China already has 65 million unoccupied houses, ghost cities that house no one, bullet trains to nowhere, and so on and so on.
Japan's deflationary problems, meanwhile, are well-known. Inconsistent policies have served only to temporarily push up retail prices without accompanying growth, hardly a cure for a weak economy that has been battling deflation since the early 1990s.
Exacerbating Japan's economic troubles are demographic issues. Japan's population is falling at a faster rate than many anticipated, suggesting that demand for goods and services could fall with the declining birthrate, a complicating factor when population growth and and the size of the labor force are key components of GDP expansion.
Not to beat a dead thematic horse, but the U.S., at least at the moment, faces none of the problems plaguing other developed nations. While the U.S. birthrate is at the lowest level ever, as the Great Recession delayed the typical rates of family formations, the U.S. still has sizable population cohorts, from the back-end of the baby boom, to GenXers, to the Millennials (100 million strong) who can keep the economy humming for decades to come.
In addition, unlike the ECB, BoJ, or PCOB, the Federal Reserve has been sufficiently consistent in its anti-deflation policies that falling prices are less of a risk here than they are abroad.
True, inflation in the U.S. has been running below the Fed's stated target of 2 percent for almost three years, but inflation is not near zero, which is the bound from which few travelers return. However, for the most part, growth appears to be accelerating in the U.S., even as it stalls, or falls, elsewhere in the world. The challenge for policy-makers in the U.S. is to inoculate the U.S. economy from the ills that plague the global economy. The Fed, thus far, has been quite adept at keeping the U.S. from catching cold, as the rest of the world sneezes.
In addition, Charles Evans, president of the Chicago Fed, along with his San Francisco counterpart, John Williams, have both made the case this week, that it would be dangerous for the Fed to begin raising rates while domestic inflation remains below target.

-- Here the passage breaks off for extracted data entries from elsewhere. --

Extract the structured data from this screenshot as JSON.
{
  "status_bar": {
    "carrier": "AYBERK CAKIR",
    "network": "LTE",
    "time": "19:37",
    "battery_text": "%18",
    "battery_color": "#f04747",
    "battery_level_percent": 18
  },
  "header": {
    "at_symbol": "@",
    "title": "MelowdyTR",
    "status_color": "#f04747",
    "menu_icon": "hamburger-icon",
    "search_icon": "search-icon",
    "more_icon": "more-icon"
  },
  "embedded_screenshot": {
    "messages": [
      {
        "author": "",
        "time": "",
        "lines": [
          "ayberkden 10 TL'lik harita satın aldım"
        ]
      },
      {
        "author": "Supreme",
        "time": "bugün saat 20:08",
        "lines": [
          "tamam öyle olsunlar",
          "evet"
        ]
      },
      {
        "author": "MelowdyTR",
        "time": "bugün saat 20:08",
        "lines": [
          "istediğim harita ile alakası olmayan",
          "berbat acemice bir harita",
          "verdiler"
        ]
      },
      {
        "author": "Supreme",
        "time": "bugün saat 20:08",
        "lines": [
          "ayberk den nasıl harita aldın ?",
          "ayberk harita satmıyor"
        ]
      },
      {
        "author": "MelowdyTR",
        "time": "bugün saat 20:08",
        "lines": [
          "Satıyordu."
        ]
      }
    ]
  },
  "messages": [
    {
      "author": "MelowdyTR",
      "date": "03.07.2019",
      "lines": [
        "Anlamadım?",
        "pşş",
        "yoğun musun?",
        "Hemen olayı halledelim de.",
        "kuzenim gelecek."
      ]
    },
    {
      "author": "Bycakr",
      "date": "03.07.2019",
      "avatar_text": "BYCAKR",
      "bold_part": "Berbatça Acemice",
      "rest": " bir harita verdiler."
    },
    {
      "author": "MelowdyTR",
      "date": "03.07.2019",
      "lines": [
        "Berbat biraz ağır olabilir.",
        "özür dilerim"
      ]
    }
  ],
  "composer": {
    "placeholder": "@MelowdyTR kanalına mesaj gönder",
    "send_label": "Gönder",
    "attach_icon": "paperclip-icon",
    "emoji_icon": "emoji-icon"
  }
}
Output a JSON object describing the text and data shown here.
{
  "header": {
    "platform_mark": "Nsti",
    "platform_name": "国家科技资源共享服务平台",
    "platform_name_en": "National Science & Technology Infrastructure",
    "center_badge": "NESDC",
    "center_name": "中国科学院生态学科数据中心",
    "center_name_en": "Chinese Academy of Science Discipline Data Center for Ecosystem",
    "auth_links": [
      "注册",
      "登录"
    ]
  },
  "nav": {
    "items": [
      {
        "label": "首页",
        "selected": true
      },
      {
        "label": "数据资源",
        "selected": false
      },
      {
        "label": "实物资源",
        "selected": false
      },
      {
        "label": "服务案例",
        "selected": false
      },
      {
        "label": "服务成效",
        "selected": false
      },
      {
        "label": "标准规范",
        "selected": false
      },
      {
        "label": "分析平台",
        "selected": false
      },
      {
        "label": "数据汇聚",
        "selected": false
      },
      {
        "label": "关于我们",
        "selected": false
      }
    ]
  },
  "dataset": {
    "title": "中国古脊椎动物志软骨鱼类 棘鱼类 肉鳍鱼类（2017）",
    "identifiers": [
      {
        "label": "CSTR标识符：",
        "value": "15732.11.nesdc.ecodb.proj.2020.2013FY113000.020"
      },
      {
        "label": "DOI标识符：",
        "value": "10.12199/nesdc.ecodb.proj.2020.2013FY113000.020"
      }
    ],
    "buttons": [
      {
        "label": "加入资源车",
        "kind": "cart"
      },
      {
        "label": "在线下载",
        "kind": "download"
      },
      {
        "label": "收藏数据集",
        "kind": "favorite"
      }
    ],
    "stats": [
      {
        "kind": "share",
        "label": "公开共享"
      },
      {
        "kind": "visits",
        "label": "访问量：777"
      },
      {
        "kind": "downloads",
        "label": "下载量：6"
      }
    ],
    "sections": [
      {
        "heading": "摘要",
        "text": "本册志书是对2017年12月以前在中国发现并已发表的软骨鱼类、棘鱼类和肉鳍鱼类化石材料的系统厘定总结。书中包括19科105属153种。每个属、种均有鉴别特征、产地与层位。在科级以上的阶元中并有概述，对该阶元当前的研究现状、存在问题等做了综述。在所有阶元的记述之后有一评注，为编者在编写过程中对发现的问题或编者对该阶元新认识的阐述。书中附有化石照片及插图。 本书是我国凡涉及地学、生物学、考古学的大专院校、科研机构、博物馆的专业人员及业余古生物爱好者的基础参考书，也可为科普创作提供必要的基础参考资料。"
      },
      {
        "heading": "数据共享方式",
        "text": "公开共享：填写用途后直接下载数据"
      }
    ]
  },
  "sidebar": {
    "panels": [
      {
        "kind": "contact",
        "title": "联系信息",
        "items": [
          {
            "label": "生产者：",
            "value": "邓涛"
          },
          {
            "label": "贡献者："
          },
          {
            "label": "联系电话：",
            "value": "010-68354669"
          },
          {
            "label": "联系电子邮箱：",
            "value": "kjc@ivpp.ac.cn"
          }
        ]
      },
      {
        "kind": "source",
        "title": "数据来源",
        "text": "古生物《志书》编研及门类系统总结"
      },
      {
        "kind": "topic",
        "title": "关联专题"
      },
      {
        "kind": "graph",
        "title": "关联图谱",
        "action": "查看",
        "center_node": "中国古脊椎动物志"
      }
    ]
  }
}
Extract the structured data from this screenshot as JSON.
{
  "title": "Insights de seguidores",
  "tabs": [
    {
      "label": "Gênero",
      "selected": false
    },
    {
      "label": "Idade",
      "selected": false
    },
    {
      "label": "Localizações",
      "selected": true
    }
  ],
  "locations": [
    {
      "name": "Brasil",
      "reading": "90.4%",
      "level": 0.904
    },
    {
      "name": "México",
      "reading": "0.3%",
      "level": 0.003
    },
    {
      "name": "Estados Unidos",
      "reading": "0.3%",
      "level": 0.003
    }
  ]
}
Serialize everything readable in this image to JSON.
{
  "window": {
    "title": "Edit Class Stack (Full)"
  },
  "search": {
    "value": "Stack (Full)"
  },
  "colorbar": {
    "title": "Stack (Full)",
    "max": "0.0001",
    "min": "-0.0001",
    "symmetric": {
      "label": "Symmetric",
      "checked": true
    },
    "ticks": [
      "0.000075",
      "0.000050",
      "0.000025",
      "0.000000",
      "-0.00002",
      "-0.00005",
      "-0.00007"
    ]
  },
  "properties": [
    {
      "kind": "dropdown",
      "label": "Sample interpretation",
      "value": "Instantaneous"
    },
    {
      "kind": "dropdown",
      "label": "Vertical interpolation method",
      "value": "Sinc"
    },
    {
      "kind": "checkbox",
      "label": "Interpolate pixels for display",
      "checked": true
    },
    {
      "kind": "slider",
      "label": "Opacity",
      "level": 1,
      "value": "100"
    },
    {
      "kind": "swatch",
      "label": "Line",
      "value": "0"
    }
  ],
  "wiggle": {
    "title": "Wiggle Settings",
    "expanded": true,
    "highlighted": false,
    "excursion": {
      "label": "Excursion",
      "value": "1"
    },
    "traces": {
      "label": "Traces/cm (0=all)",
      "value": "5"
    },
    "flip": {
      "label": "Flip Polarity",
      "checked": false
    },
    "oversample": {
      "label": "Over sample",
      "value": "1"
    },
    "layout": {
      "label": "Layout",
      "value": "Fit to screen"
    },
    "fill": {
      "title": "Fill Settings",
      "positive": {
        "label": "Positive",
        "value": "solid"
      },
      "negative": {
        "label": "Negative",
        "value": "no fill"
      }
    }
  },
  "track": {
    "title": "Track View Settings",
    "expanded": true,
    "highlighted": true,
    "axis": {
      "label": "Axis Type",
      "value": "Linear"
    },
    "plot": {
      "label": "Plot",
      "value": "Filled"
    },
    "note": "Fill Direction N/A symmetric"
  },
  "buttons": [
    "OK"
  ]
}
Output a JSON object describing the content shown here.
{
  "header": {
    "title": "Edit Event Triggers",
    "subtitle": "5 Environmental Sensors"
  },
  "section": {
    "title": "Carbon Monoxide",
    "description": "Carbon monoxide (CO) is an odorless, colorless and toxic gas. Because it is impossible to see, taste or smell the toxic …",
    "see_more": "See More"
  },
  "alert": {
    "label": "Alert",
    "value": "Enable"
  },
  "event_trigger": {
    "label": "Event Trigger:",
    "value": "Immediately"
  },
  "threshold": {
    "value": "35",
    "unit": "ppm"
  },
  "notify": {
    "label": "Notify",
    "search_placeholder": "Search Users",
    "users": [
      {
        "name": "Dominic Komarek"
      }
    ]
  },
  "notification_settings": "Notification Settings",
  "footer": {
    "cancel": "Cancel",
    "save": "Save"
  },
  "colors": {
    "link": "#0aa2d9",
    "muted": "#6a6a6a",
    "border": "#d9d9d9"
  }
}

The collapse in energy costs, further declines in other commodity prices, and a distinct lack of wage inflation, almost guarantees that it could take years, as Evans claimed earlier this week, and reiterated on CNBC Friday morning, for inflation to rise enough to warrant higher rates.
I am banking on the Fed to keep the U.S. relatively free from recession and deflation risk, even as the rest of the world threatens to drag us into a downward growth/price spiral.
It may be too late for Europe to avoid such an outcome, or China to grow at its targeted rate. But the Fed is the only central bank on the world that is willing to look at all variables, including those outside our borders, to ensure that policy mistakes of the past, and present, don't emerge to haunt us in the future.